West Africa is currently experiencing the largest outbreak of Ebola virus disease (EVD) in history, with over 1,000 deaths and the declaration of an international public health emergency from the World Health Organization. This week, scientists believe they may have identified Patient Zero: a two-year-old from Guinea. The case was described in the April issue of The New England Journal of Medicine.
Early in December 2013, the child fell ill in the town Guéckédou, which is along Guinea’s border with Sierra Leone and Liberia. Symptoms included vomiting, fever, and had black stool (which can indicate bleeding somewhere in the GI tract) for four days, before succumbing to the illness on December 6.
The Ebola virus can spread through contact of bodily fluids, like vomit, urine, and diarrhea. The child’s family were likely doing everything they could to provide care, which would have left them completely exposed. That seems to be the case, as EVD then claimed the lives of the family members, starting with the mother on December 13, the 3-year-old sister on December 29, and the grandmother on January 1. All of them had the same symptoms.
It was at the grandmother’s funeral that the illness really began to spread. It is believed that two mourners who had come into contact with the grandmother’s bodily fluids brought the virus back to their respective villages, as the virus can still be transmitted after death. The Guinean Ministry of Health was not informed of the situation until early March 2014. Two days later, blood tests from 20 different patients from Guéckédou and two nearby cities had been collected. Laboratory testing would reveal that the illness was indeed caused by Ebola.
By the time it had been declared an epidemic in March, 59 people in Guinea had already died because of the disease. It was confirmed later that month in Liberia, and Sierra Leone experienced its first fatality of the outbreak in May.
What has not been made entirely clear is how the child picked up the virus in the first place. The virus has a natural reservoir in fruit bats, and some strains can live inside other animals like monkeys, chimps, porcupines, and forest antelope. Many in West Africa eat this wild bushmeat which has previously been shown to spread the virus and cause human illness. The toddler’s hometown of Guéckédou is known for its large market, where bushmeat and other animal products are offered.
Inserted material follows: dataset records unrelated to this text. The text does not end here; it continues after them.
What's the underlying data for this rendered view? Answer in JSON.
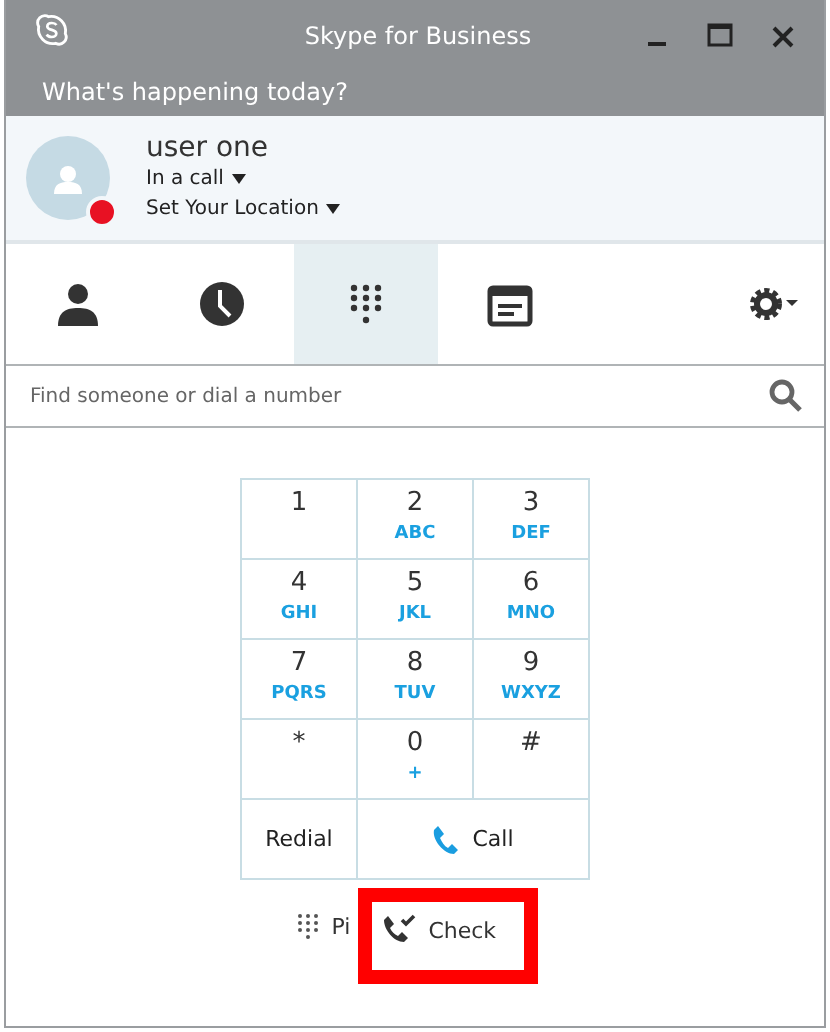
{
  "window": {
    "title": "Skype for Business"
  },
  "note": {
    "placeholder": "What's happening today?"
  },
  "profile": {
    "name": "user one",
    "status": "In a call",
    "busy": true,
    "location": "Set Your Location"
  },
  "tabs": [
    {
      "kind": "contacts",
      "selected": false
    },
    {
      "kind": "recent",
      "selected": false
    },
    {
      "kind": "dialpad",
      "selected": true
    },
    {
      "kind": "meetings",
      "selected": false
    }
  ],
  "search": {
    "placeholder": "Find someone or dial a number"
  },
  "keypad": [
    {
      "digit": "1"
    },
    {
      "digit": "2",
      "letters": "ABC"
    },
    {
      "digit": "3",
      "letters": "DEF"
    },
    {
      "digit": "4",
      "letters": "GHI"
    },
    {
      "digit": "5",
      "letters": "JKL"
    },
    {
      "digit": "6",
      "letters": "MNO"
    },
    {
      "digit": "7",
      "letters": "PQRS"
    },
    {
      "digit": "8",
      "letters": "TUV"
    },
    {
      "digit": "9",
      "letters": "WXYZ"
    },
    {
      "digit": "*"
    },
    {
      "digit": "0",
      "letters": "+"
    },
    {
      "digit": "#"
    }
  ],
  "redial": "Redial",
  "call": "Call",
  "pin": "Pi",
  "check": "Check",
  "highlight": {
    "on": true
  }
}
However, the strain causing the current outbreak is not one that is endemic to the region, which has been somewhat troubling. The strain is known as Ebola Zaire, which comes from the Democratic Republic of Congo (formerly Zaire), which is about 3500 km (2100 mi) away. Officials do not believe the virus was intentionally brought to Guinea. Is it possible that an Ebola-harboring bat flew all that way? While there are some fruit bats that can make impressive migrations, the chances are rather slim.